Codes are listed below:

1.	Func prod;  
2.	prod(x, y) += A(k, y) * B(x, k);  
3.	gemm(x, y) = prod(x, y);  
5.	gemm.tile(x, y, xi, yi, 16, 32)  
6.	    .fuse(x, y, xy).parallel(xy)  
7.	    .split(yi, yi, yii, 4)  
8.	    .vectorize(xi, 8)  
9.	    .unroll(xi)  
10.	    .unroll(yii);  
12.	prod.compute_at(gemm, yi)  
13.	    .vectorize(x, 8).unroll(y);  
15.	prod.update()  
16.	    .reorder(x, y, k)  
17.	    .vectorize(x, 8)  
18.	    .unroll(x)  
19.	    .unroll(y)  
20.	    .unroll(k, 2);

execution result

root@bd3faab0f079:/AutoKernel/doc/tutorials/data# ./ 6
step =  6
M N K = 640 640 640     err 0.00        [rep 50] autokernel | blas      3.1824 ms       1.1373 ms

The performance of this step has been optimized by nearly 80 times from STEP1, and the performance is getting closer and closer to OpenBlas.
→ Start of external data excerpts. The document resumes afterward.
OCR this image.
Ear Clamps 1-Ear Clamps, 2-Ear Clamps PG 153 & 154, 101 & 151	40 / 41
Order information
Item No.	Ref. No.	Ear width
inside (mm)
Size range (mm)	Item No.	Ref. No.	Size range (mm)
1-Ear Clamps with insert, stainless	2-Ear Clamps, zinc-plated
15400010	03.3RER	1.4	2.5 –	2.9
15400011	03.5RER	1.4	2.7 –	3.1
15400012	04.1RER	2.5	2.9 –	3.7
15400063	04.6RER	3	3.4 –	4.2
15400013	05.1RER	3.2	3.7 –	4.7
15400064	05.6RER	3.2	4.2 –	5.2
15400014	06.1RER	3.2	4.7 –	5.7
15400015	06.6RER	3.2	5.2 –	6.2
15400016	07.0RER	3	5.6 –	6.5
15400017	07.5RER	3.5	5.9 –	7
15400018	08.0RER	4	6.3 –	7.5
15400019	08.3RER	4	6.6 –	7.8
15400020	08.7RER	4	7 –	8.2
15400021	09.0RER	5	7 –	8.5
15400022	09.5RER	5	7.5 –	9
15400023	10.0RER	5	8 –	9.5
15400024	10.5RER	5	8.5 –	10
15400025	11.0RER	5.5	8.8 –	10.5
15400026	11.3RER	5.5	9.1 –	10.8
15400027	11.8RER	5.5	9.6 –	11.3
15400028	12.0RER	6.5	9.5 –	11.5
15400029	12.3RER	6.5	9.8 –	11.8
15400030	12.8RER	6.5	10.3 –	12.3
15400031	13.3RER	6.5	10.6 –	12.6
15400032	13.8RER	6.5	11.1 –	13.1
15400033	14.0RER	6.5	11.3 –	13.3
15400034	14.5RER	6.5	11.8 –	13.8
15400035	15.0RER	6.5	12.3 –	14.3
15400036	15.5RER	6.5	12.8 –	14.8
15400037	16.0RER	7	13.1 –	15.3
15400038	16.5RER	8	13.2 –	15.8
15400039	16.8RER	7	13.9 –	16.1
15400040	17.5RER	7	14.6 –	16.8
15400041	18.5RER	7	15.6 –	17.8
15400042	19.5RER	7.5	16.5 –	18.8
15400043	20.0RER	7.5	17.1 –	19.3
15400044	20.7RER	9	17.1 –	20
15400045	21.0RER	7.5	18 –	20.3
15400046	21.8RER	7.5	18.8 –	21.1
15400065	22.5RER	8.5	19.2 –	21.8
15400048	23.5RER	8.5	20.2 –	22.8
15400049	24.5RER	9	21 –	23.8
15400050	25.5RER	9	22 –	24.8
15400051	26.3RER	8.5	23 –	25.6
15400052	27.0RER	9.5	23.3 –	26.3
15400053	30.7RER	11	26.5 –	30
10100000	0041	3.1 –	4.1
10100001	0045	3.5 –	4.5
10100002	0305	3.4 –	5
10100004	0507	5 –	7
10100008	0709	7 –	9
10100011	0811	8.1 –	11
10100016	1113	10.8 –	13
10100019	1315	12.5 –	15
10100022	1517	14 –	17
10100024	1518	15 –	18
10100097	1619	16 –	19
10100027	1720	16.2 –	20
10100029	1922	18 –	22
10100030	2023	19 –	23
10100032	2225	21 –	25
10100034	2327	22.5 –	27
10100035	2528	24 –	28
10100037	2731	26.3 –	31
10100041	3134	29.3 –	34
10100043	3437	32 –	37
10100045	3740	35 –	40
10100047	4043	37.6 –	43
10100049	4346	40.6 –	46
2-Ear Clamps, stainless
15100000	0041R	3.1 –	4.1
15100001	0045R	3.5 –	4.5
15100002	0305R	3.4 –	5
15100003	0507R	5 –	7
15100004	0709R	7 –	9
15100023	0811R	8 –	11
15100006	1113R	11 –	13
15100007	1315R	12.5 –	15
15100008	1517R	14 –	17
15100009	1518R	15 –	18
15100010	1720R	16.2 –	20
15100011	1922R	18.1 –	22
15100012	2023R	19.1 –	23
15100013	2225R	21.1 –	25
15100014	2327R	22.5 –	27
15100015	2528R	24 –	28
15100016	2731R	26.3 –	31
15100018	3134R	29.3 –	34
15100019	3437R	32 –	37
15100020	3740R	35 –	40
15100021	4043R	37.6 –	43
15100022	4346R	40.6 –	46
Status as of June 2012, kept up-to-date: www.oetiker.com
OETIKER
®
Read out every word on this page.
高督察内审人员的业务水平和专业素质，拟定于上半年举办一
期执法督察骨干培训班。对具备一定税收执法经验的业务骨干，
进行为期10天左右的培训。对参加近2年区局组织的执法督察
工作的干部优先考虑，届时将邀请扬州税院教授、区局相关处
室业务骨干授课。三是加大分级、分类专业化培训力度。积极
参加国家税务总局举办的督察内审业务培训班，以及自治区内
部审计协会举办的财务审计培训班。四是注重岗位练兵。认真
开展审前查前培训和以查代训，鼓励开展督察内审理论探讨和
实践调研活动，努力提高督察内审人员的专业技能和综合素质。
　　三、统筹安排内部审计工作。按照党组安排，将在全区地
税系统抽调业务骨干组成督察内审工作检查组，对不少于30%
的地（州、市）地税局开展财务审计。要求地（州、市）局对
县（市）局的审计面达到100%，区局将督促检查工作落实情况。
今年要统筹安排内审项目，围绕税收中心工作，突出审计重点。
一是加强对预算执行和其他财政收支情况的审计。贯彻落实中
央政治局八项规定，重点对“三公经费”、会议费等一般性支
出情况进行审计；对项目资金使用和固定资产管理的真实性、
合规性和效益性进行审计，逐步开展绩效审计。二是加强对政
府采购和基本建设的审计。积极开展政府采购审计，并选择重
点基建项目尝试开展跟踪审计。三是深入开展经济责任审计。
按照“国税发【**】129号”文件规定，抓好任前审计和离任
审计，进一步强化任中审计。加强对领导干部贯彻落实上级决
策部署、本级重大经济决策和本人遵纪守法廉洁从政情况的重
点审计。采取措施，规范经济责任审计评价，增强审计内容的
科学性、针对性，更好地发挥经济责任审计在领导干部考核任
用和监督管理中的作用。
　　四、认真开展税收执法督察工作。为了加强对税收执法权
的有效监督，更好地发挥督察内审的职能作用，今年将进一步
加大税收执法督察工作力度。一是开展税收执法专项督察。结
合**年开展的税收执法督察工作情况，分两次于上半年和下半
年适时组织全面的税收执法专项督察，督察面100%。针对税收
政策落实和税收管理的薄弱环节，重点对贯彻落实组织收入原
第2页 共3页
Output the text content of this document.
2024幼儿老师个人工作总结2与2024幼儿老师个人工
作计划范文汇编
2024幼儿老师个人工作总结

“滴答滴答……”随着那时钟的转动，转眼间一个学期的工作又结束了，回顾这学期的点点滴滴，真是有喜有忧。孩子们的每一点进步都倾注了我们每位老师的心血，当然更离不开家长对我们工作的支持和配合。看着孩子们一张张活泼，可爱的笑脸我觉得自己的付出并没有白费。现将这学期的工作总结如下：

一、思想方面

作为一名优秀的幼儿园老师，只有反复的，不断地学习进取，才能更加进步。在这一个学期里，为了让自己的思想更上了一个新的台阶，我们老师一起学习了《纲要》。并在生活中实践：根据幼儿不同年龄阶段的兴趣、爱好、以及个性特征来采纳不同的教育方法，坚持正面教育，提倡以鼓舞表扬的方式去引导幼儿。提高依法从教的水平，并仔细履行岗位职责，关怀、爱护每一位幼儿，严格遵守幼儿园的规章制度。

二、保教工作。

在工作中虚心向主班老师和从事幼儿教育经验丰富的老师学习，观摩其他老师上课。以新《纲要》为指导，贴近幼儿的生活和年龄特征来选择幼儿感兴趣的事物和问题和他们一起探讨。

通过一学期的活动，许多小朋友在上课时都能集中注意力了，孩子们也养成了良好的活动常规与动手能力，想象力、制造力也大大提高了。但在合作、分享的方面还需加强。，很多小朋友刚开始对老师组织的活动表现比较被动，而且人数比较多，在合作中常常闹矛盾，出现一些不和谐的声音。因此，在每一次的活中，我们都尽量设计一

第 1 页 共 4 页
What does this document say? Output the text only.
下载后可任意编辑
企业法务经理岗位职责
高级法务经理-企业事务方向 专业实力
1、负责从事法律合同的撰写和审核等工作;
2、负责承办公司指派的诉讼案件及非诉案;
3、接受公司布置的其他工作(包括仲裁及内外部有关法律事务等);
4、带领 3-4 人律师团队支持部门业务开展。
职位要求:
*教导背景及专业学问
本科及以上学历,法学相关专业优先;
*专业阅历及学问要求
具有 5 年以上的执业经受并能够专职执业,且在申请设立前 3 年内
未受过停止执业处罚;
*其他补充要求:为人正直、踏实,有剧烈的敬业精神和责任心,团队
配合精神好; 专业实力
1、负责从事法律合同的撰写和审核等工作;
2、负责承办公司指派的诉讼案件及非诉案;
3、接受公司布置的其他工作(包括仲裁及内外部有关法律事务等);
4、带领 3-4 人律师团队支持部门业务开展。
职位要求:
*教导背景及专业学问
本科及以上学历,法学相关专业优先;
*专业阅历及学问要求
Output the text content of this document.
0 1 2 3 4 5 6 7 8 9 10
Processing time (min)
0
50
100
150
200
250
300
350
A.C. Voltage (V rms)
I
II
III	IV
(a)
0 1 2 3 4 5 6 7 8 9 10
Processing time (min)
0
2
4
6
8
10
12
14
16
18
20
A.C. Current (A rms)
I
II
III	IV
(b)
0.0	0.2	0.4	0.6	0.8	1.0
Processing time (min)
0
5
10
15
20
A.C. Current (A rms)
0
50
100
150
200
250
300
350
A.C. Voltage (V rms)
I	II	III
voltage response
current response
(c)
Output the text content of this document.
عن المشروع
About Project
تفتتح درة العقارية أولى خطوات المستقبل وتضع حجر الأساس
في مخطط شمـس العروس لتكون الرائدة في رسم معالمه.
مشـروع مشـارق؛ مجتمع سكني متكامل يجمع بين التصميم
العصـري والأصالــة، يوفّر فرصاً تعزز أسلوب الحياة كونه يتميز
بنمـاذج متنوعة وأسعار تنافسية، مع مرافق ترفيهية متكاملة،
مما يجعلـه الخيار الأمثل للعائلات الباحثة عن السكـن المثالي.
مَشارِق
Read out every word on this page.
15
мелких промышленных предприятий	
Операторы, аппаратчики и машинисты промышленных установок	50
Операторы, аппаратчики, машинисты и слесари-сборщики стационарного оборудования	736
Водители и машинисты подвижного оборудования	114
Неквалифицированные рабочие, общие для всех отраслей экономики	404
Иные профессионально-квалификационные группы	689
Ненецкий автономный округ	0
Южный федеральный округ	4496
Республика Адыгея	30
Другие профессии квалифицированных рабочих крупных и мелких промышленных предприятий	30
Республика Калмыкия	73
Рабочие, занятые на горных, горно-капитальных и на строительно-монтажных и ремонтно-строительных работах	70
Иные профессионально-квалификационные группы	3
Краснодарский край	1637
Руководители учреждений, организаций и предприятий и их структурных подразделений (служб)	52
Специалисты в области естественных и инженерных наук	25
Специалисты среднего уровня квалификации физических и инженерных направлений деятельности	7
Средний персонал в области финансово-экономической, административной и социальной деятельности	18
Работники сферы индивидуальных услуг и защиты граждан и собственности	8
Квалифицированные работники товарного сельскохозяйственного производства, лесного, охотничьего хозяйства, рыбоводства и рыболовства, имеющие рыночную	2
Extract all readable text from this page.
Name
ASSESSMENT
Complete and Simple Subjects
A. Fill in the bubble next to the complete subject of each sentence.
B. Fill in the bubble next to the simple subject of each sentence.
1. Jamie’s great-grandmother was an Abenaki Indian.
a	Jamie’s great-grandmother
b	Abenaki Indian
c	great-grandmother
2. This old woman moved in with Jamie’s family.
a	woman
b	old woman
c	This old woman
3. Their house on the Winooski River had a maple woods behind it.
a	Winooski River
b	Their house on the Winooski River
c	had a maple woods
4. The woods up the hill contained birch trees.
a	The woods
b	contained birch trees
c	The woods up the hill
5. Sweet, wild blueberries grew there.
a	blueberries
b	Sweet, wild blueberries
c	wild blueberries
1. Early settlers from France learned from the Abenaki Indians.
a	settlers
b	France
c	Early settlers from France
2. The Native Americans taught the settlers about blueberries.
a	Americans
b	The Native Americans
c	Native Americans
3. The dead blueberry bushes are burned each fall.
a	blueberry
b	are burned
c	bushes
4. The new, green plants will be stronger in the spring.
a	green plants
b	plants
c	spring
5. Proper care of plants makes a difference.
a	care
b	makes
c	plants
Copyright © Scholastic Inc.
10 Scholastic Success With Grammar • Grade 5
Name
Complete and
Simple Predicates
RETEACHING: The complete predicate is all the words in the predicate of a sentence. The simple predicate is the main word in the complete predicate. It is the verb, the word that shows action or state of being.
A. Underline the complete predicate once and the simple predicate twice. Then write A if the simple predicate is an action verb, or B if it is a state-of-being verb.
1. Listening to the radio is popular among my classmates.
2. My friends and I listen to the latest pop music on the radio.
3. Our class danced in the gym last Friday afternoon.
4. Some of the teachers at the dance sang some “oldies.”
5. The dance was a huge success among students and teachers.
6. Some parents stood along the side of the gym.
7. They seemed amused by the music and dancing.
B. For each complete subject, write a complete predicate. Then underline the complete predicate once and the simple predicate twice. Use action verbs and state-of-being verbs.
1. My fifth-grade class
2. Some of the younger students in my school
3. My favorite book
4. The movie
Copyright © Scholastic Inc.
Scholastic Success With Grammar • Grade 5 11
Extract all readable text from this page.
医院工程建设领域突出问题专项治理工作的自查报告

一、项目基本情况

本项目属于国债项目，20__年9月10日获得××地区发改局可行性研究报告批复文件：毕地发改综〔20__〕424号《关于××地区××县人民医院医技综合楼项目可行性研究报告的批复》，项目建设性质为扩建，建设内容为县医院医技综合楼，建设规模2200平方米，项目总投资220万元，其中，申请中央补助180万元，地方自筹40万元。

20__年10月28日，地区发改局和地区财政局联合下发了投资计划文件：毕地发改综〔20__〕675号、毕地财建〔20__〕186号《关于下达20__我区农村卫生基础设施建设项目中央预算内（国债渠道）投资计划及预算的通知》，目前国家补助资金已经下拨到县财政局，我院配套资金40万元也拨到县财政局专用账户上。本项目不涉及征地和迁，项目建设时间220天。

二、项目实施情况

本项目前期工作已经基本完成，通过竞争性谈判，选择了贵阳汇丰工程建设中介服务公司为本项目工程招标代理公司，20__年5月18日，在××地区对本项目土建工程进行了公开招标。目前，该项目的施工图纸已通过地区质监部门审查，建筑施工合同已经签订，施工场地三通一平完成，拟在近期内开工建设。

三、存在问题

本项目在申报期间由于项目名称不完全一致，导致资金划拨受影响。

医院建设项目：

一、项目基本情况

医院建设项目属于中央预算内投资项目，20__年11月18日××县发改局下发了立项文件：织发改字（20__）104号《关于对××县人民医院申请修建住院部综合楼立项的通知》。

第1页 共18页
STEP 7The operation added in this step is to rearrange the data of matrix B to make the memory read smoother when calculating the small kernel 16x8. Because the x dimension of the small kernel is divided according to 16, the x dimension of rearranged data B is also rearranged according to 16.


Codes are listed below:

1.	Func B_interleave("B"), Bs("Bs");  
2.	Bs(x, y, xo) = B(xo * 16 + x, y);  
3.	B_interleave(x, y) = Bs(x % 16, y, x / 16);  
5.	Func prod;  
6.	prod(x, y) += A(k, y) * B_interleave(x, k);  
7.	gemm(x, y) = prod(x, y);  
9.	gemm.tile(x, y, xi, yi, 16, 32)  
10.	    .fuse(x, y, xy).parallel(xy)  
11.	    .split(yi, yi, yii, 4)  
12.	    .vectorize(xi, 8)  
13.	    .unroll(xi)  
14.	    .unroll(yii);  
16.	prod.compute_at(gemm, yi)  
17.	    .vectorize(x, 8).unroll(y);  
19.	prod.update()  
20.	    .reorder(x, y, k)  
21.	    .vectorize(x, 8)  
22.	    .unroll(x)  
23.	    .unroll(y)  
24.	    .unroll(k, 2);  
25.	Bs.compute_root()  
26.	    .split(y, yo, yi, 16)  
27.	    .reorder(x, yi, xo, yo)  
28.	    .unroll(x)  
29.	    .vectorize(yi).parallel(yo, 4);  

execution result

root@bd3faab0f079:/AutoKernel/doc/tutorials/data# ./ 7
step =  7
M N K = 640 640 640     err 0.00        [rep 50] autokernel | blas      1.1957 ms       1.1425 ms

So far, every step of our tuning strategy has always been optimized around the two optimization purposes “optimizing memory access” and “improving parallelism”. In the end, the performance is almost the same as OpenBlAS, and the distance from STEP1 has been accelerated by 200+ times.